Roughly 650 U.S. troops are expected to remain in the country to provide security for diplomats, American officials said last week.
The U.S. military inches closer to the exit, but it is still providing what support it can to the Afghan security forces — flying jets from the aircraft carrier Eisenhower, recently replaced by the Reagan, over Afghanistan to drop airstrikes on Taliban fighters as Afghan security have found themselves under siege.
But with much of the high-tech American communications equipment gone, in at least one instance those jets were unable to communicate properly to carry out an airstrike on Taliban positions and had to pass the attack off to an armed drone, said one military official, who spoke on the condition of anonymity to discuss sensitive matters. Currently much of the air support over Afghanistan has already been moved out of the country.

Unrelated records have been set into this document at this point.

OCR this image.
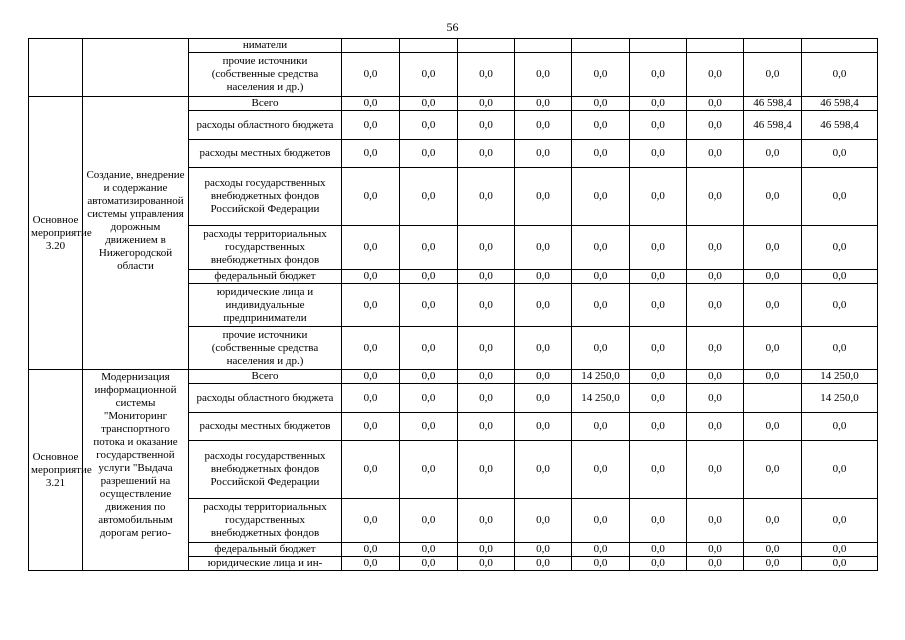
56
		ниматели									
		прочие источники (собственные средства населения и др.)	0,0	0,0	0,0	0,0	0,0	0,0	0,0	0,0	0,0
Основное мероприятие 3.20	Создание, внедрение и содержание автоматизированной системы управления дорожным движением в Нижегородской области	Всего	0,0	0,0	0,0	0,0	0,0	0,0	0,0	46 598,4	46 598,4
		расходы областного бюджета	0,0	0,0	0,0	0,0	0,0	0,0	0,0	46 598,4	46 598,4
		расходы местных бюджетов	0,0	0,0	0,0	0,0	0,0	0,0	0,0	0,0	0,0
		расходы государственных внебюджетных фондов Российской Федерации	0,0	0,0	0,0	0,0	0,0	0,0	0,0	0,0	0,0
		расходы территориальных государственных внебюджетных фондов	0,0	0,0	0,0	0,0	0,0	0,0	0,0	0,0	0,0
		федеральный бюджет	0,0	0,0	0,0	0,0	0,0	0,0	0,0	0,0	0,0
		юридические лица и индивидуальные предприниматели	0,0	0,0	0,0	0,0	0,0	0,0	0,0	0,0	0,0
		прочие источники (собственные средства населения и др.)	0,0	0,0	0,0	0,0	0,0	0,0	0,0	0,0	0,0
Основное мероприятие 3.21	Модернизация информационной системы "Мониторинг транспортного потока и оказание государственной услуги "Выдача разрешений на осуществление движения по автомобильным дорогам регио-	Всего	0,0	0,0	0,0	0,0	14 250,0	0,0	0,0	0,0	14 250,0
		расходы областного бюджета	0,0	0,0	0,0	0,0	14 250,0	0,0	0,0		14 250,0
		расходы местных бюджетов	0,0	0,0	0,0	0,0	0,0	0,0	0,0	0,0	0,0
		расходы государственных внебюджетных фондов Российской Федерации	0,0	0,0	0,0	0,0	0,0	0,0	0,0	0,0	0,0
		расходы территориальных государственных внебюджетных фондов	0,0	0,0	0,0	0,0	0,0	0,0	0,0	0,0	0,0
		федеральный бюджет	0,0	0,0	0,0	0,0	0,0	0,0	0,0	0,0	0,0
		юридические лица и ин-	0,0	0,0	0,0	0,0	0,0	0,0	0,0	0,0	0,0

But what the Americans are doing in Afghanistan becomes less relevant by the day as their presence in the country shrinks, and with it their capacity to affect what happens on the battlefield.
The United States has spent billions of dollars propping up Afghan security forces, but it remains unresolved whether it will continue to provide those forces with air support after Sept. 11, when American troops are withdrawn.
The United States currently has “the ability to support Afghan security forces when attacked,” General Miller said. “That exists today, and I don’t want to speculate what that looks like in the future.”